Bumping this, because I know the bitter ennui of the long dark tea-time of the soul. And I don't want to dupe the thread and force Tuthmosis to wield his hammer of moderation.
When I was a young man, late teens to early 20's, I went through years of really struggling with depression. Bad, pitch-black depression, where I couldn't imagine a future for myself that didn't involve suicide or being sent to the loony bin.
This would alternate with periods where I felt invincible, unbeatable, wired with energy and able to do anything and talk anybody into anything.
But the bad days would always come back. It didn't matter if I was getting laid or not, or working out, or whatever. They always came back.
Like having a Radiohead concert in your brain
I never saw a doctor about it, which was foolish. I just gradually learned to cope with it, partly by learning to spot the pattern of downward-spiralling thoughts and try to consciously turn them around.
Music and humour are great tools for this. Listening to happy, upbeat tunes and deliberately trying to have a laugh - while avoiding sad songs and depressing news or films - helped.
Andre 3000 saved my life
I stopped watching or reading the news, because it made me sad and angry. This strategy worked quite well, but it wasn't completely effective. So I had a backup plan: self medication.
Booze helped me sleep. I was happy in the haze of a drunken hour, and embarked on a glorious career as a high functioning alcoholic. I still went to work every day, and did well. I wasn't hiding liquor in the toilet cistern or anything. But every night I was pounding beers, then whisky when the beer stopped working.
Of course, drunkeness is only a temporary solution. But hey - you can always get drunk again! So I did.
After about a decade of this, I went to the doctor one day for the results of a pee test for a minor unrelated complaint. He was pissed off.
My test results came back showing elevated enzyme levels related to the early stages of liver damage. The doctor told me to cut down on my drinking or I'd get serious liver damage and die.

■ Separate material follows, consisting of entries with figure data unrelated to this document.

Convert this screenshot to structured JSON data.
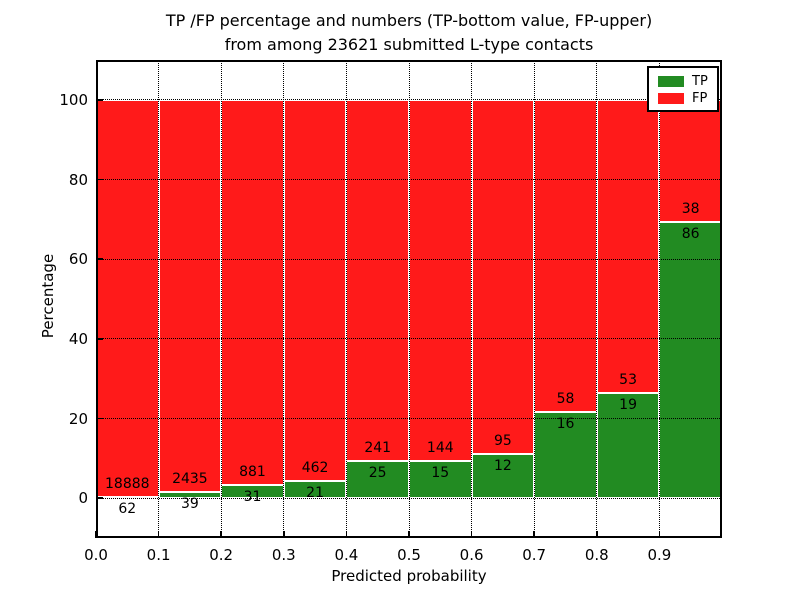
{
  "chart_data": {
    "type": "bar",
    "stacked": true,
    "title_line1": "TP /FP percentage and numbers (TP-bottom value, FP-upper)",
    "title_line2": "from among 23621 submitted L-type contacts",
    "total_contacts": 23621,
    "xlabel": "Predicted probability",
    "ylabel": "Percentage",
    "xlim": [
      0.0,
      1.0
    ],
    "ylim": [
      -10,
      110
    ],
    "bin_width": 0.1,
    "grid": true,
    "legend_position": "upper-right",
    "xtick_labels": [
      "0.0",
      "0.1",
      "0.2",
      "0.3",
      "0.4",
      "0.5",
      "0.6",
      "0.7",
      "0.8",
      "0.9"
    ],
    "xtick_values": [
      0.0,
      0.1,
      0.2,
      0.3,
      0.4,
      0.5,
      0.6,
      0.7,
      0.8,
      0.9
    ],
    "ytick_labels": [
      "0",
      "20",
      "40",
      "60",
      "80",
      "100"
    ],
    "ytick_values": [
      0,
      20,
      40,
      60,
      80,
      100
    ],
    "bin_starts": [
      0.0,
      0.1,
      0.2,
      0.3,
      0.4,
      0.5,
      0.6,
      0.7,
      0.8,
      0.9
    ],
    "series": [
      {
        "name": "TP",
        "color": "#228b22",
        "counts": [
          62,
          39,
          31,
          21,
          25,
          15,
          12,
          16,
          19,
          86
        ]
      },
      {
        "name": "FP",
        "color": "#ff1a1a",
        "counts": [
          18888,
          2435,
          881,
          462,
          241,
          144,
          95,
          58,
          53,
          38
        ]
      }
    ],
    "tp_percent": [
      0.33,
      1.58,
      3.4,
      4.35,
      9.4,
      9.43,
      11.21,
      21.62,
      26.39,
      69.35
    ],
    "colors": {
      "bar_edge": "#ffffff",
      "grid": "#000000",
      "axes": "#000000",
      "background": "#ffffff"
    }
  }
}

His advice was: "Son, you can drink yourself into an early grave if you want, but don't come crying to me when your organs start to fail. Sort your life out!"
Faced with this stark ultimatum from a respected medical professional I did what any champion alcoholic who no longer gets hangovers would do. I kept boozing for another two years.
But it was no longer fun. At the back of my mind, I kept worrying about pickling my liver with every sip of the finest Glenlivet.
So one day, I stopped. And it was awful.
Every hangover in my life came back to haunt me. I was fucked for two weeks of sweaty, achy, sleepless withdrawal. I was so weak and feverish I could barely lift a cat. My liver woke up angry after a decade of marinating in booze and it hurt like a bastard.
And the depression came back too.
No longer able to nuke it with alcohol, my happy thoughts tactic proved horribly ineffective. I had beaten the booze but not the underlying problem that made drinking so irresistible in the first place.
After about a year of trying to fix things myself - with St John's Wort and exercise and sunlight - I was fighting a losing battle. I was unhappy and becoming withdrawn. I couldn't sleep and stayed up most nights worrying about everything. My work started to suffer. My libido fell away faster than a man who has seen Lindy West naked. I wasn't coping.
So after two different doctors told me to try sertraline, I did.
It worked.
Most people don't need pills, but some of us do. In my case, a simple chemical tweak to increase the amount of naturally produced serotonin in my bloodstream makes the difference between being an unpleasant, miserable, unhappy dick and being a boisterous, brilliant, awesome dick.
TL;DR version: the drugs can work. If you're suffering, and nothing else is helping, consider seeing a doctor. And don't self medicate with booze unless you can afford a new liver.
Take it from me and Robert Downey Jr: crazy pills are better than being drunk off your arse all the time. And stay in school, kids!